I've tried Gnome-Builder a few times and I always like where they are going with it. But there have been way to many sharp edges for me to use it for anything yet. Could use some polishing.
Overall Gnome 43 works great for me. Great works guys!!
Sleep has worked perfectly fine on my last 5 laptops.
What hardware do you have?
I've owned three laptops from three different generations of Dell XPS 13 and only the first one didn't have issues with sleep. That one had an Intel wifi chip, IIRC. The latter two have come with Broadcom shit (wifi + bluetooth) which still to this day sometimes crashes when resuming from sleep.
These issues were absolutely horrendous back when I first got the laptop (wifi would fail during use and trying to reboot the laptop would cause a kernel panic + system freeze) and have since smoothened out, but already in 2023 I've suffered of it once or twice. Then again, I do use sleep heavily since my laptop sleeps a few times a day and I don't necessarily reboot it more often than once every fortnight.
Boring maintainin release, anything planed for Gnome 46 or has it also zero features
They're on a rather fast release cycle, so I wouldn't expect much amazing stuff from each release. 42 also wasn't terribly feature-packed, but I've used 40, 42, and 44beta, and it feels like it's always getting better and faster after since 'absorbing' the GTK4 and Wayland changes in 40. That's a good thing, and it indicates a product that's approaching maturity. Personally, having better fractional scaling support that aligns with libraries like SDL2 and a whole lot of maturity in GTK4 is totally worth the wait.
I mean, think about it, do Windows or macOS releases even have anything worth paying attention to anymore? Mostly they're rearranging the deck chairs or implementing some silly feature these days. My compelling reason to move from Windows 10 to 11 was that 'right click on taskbar -> task manager' came back; hardly groundbreaking. I can't think of anything in a macOS.[whatever my wife's computer runs] that wasn't there in 10.6.
At this point sleep works perfectly fine on the majority of hardware. Data also suggests that a majority of computer users are laptop users where power saving of going into sleep after X minutes of inactivity is nice. How well that maps to linux users is always under doubt as we dont exactly like having telemetry taken. Can confirm though that i have auto suspend off om my desktop but on on my linux powered tablet
If I want my desktop going to sleep I just press the power button once. But I don't want my running calculations to be stopped automatically when I am AFK.

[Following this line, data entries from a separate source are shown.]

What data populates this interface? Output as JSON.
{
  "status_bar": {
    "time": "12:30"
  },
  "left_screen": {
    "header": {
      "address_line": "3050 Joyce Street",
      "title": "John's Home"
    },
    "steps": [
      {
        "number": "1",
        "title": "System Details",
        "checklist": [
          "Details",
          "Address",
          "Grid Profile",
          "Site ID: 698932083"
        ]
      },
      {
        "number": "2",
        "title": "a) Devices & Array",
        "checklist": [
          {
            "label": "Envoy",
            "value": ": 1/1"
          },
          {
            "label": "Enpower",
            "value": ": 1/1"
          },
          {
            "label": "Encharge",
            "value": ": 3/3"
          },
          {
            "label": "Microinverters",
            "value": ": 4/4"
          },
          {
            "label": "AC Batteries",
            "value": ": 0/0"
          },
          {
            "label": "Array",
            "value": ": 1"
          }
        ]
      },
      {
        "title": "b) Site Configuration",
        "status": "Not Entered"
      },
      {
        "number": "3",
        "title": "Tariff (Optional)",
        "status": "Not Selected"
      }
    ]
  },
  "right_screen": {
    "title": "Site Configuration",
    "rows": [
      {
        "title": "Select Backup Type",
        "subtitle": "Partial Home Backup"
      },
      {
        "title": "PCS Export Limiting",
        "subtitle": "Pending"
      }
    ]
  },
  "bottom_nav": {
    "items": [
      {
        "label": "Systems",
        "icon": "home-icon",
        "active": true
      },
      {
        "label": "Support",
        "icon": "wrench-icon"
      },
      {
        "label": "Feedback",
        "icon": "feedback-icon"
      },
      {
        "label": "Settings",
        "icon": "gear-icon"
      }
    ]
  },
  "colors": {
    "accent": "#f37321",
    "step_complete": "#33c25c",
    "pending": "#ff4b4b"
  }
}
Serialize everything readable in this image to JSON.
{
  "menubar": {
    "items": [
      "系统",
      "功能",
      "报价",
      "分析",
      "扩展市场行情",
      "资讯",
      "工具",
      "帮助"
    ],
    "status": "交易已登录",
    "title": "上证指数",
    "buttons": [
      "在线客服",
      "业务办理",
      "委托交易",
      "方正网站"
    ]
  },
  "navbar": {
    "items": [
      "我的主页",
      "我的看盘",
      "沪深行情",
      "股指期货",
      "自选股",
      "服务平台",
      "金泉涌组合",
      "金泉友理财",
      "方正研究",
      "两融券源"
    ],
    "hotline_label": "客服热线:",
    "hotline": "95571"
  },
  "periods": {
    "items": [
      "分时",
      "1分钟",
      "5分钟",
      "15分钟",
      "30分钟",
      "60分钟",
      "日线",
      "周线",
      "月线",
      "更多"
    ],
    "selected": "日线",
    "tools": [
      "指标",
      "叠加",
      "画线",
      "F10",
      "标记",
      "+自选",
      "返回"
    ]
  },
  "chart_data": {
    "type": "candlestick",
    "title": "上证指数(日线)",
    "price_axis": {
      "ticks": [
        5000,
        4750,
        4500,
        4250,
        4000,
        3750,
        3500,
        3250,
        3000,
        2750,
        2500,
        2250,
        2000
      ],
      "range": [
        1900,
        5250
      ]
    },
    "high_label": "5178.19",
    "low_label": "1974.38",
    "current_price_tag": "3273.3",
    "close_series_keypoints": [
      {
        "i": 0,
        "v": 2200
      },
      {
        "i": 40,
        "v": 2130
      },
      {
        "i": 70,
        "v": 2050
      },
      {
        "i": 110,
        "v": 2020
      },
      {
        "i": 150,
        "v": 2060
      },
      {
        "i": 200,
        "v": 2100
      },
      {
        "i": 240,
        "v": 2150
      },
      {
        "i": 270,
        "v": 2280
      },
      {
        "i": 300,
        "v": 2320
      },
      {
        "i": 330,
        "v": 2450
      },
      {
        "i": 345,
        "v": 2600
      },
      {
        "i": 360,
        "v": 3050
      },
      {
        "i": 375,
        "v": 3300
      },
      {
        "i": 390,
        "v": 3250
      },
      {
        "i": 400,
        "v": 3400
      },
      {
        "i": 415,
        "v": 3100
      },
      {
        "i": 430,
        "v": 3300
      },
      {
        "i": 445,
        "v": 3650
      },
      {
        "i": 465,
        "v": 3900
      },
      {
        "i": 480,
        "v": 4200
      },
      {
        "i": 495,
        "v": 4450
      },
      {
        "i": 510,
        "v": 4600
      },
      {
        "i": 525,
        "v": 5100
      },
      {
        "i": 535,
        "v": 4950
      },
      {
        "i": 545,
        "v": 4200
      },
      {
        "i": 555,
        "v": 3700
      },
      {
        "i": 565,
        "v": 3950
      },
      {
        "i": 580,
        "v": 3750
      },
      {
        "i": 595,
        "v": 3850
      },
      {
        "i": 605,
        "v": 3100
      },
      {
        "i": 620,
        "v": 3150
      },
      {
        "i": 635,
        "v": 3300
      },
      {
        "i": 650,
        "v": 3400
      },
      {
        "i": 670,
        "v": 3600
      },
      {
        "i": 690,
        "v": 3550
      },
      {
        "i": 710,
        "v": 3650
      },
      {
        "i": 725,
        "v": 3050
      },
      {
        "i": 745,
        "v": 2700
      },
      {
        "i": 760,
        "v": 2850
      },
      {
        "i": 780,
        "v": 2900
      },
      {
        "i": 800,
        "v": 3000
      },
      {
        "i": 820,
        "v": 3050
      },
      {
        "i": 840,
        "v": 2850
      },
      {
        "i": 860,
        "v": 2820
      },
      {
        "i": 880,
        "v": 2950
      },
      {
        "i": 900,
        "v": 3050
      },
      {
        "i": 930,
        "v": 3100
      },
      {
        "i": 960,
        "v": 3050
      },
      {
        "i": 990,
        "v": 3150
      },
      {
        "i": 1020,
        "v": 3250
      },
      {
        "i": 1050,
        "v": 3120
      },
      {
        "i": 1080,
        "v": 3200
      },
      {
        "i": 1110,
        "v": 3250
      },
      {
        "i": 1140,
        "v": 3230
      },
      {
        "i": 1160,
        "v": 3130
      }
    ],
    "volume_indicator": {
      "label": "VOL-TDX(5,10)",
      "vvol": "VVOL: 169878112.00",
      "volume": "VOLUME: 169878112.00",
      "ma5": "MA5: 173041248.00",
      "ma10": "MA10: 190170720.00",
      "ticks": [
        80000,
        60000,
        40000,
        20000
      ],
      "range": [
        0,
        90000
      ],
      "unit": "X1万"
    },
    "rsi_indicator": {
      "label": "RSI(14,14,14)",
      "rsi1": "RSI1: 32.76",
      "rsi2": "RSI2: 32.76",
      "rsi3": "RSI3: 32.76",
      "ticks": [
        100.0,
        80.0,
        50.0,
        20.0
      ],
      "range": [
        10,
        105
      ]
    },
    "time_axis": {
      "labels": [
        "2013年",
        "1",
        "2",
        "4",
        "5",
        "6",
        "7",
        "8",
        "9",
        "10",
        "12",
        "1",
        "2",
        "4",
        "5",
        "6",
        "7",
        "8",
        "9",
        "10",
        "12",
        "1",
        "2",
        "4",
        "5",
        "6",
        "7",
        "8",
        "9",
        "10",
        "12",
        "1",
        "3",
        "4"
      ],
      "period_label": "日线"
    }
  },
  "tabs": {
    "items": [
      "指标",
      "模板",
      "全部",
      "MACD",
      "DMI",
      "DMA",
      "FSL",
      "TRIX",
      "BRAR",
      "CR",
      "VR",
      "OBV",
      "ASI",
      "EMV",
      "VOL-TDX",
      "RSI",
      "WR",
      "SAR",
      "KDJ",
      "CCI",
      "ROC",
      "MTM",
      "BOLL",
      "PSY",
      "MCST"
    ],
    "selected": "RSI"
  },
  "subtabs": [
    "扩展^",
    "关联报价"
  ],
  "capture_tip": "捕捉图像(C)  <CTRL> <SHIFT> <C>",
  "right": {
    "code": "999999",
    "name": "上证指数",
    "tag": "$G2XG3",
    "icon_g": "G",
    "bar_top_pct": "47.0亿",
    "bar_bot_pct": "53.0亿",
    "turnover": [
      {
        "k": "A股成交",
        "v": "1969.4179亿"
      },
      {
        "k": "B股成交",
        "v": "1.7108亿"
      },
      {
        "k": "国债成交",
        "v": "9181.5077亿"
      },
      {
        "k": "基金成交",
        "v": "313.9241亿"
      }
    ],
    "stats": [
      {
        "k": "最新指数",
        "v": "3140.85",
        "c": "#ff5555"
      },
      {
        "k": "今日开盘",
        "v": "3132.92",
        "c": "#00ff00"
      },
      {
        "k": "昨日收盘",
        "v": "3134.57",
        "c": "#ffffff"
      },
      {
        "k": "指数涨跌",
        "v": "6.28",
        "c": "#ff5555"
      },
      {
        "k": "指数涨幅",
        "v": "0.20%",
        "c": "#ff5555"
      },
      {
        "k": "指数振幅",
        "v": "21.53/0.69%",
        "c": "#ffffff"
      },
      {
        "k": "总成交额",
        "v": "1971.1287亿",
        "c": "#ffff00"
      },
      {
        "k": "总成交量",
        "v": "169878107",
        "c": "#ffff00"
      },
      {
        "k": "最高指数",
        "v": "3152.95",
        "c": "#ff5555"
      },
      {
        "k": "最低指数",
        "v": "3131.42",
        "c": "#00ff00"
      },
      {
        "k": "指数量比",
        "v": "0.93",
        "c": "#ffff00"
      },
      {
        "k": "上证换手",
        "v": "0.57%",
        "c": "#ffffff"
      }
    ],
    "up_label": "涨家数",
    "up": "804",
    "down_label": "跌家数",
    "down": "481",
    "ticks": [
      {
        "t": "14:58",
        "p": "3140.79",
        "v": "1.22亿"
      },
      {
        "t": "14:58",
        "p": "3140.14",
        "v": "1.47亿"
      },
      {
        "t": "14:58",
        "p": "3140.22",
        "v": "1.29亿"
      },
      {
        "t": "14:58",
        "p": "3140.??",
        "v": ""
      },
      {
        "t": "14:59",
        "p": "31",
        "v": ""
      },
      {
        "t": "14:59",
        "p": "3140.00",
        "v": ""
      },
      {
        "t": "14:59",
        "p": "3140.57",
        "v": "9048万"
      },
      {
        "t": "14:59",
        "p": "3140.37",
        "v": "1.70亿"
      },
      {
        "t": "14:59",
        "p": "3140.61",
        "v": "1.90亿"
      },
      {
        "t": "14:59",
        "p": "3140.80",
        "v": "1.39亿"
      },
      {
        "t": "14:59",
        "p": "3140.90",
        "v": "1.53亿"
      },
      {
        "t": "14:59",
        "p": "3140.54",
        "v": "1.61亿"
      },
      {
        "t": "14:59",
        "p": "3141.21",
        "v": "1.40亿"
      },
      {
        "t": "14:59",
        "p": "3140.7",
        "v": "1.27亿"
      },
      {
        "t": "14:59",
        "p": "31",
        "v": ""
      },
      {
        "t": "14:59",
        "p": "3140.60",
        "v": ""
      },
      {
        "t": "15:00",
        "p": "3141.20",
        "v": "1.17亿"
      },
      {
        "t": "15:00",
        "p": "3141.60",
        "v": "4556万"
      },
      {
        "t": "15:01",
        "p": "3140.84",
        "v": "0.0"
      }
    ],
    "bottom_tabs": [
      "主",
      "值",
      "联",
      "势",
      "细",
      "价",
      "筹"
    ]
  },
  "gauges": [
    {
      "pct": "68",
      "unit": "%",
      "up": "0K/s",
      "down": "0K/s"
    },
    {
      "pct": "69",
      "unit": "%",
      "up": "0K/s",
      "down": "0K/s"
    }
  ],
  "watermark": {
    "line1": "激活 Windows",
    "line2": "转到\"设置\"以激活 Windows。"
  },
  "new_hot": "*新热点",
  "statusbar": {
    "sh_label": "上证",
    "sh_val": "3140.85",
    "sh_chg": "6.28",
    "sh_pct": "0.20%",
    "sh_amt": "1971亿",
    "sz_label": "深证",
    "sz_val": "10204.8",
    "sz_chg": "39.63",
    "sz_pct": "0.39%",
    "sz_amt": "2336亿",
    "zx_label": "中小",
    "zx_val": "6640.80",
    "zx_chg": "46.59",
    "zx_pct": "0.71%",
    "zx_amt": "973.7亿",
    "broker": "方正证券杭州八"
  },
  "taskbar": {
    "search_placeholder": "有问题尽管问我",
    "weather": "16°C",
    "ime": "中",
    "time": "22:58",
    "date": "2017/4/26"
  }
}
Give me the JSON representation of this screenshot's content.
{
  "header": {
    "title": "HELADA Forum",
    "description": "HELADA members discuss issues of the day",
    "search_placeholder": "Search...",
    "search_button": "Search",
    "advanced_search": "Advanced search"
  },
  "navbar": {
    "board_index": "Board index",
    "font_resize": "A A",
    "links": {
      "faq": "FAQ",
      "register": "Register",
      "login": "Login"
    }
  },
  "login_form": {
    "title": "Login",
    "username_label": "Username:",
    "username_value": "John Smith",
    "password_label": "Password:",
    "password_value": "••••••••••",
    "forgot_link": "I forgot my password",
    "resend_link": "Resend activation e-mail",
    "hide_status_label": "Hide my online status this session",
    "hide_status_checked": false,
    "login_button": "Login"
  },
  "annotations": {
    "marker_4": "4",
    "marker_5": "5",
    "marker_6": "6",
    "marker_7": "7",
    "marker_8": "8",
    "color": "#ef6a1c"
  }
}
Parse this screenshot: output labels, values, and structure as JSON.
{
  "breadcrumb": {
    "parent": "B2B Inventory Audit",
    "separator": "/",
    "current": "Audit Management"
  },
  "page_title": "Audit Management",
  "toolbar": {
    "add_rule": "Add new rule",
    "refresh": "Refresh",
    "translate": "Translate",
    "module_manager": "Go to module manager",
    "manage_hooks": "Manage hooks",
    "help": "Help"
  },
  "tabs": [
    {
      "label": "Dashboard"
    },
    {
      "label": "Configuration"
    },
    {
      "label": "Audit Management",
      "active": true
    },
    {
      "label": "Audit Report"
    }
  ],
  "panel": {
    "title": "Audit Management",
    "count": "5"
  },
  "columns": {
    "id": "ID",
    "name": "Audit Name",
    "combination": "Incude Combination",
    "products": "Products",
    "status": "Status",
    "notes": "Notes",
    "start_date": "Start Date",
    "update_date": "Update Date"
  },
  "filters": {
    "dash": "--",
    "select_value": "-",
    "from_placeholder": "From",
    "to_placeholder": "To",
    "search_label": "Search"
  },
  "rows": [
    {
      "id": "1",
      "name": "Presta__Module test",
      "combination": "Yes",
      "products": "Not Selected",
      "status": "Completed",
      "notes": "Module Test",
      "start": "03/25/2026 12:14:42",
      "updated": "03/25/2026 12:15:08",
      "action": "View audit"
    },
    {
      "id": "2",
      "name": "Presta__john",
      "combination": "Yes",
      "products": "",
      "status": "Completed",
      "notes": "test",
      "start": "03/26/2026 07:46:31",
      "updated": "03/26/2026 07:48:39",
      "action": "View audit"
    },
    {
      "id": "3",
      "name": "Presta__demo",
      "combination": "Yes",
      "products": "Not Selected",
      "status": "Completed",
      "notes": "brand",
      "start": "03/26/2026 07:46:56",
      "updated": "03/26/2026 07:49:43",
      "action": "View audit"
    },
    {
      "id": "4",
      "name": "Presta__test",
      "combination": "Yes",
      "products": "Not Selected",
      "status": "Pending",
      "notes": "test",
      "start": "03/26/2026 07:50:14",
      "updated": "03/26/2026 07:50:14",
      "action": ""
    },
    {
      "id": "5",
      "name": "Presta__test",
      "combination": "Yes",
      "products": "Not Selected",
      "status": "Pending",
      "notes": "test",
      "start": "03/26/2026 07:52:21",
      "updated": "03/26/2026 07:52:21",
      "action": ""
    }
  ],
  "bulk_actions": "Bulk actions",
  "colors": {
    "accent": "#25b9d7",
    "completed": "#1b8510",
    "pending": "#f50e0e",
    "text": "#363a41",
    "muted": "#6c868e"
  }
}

What I dislike is that there are at least 2 things (randomly called in random places) you have to turn off if you don't want parts of your PC to randomly shut down. In KDE:
1. Power Management -> Screen Energy Saving
2. Workspace behavior -> Screen Locking
So every time I install gnome or KDE I have to figure out what this shit is called in each DE in each new version as they play with names and locations for options. FTS.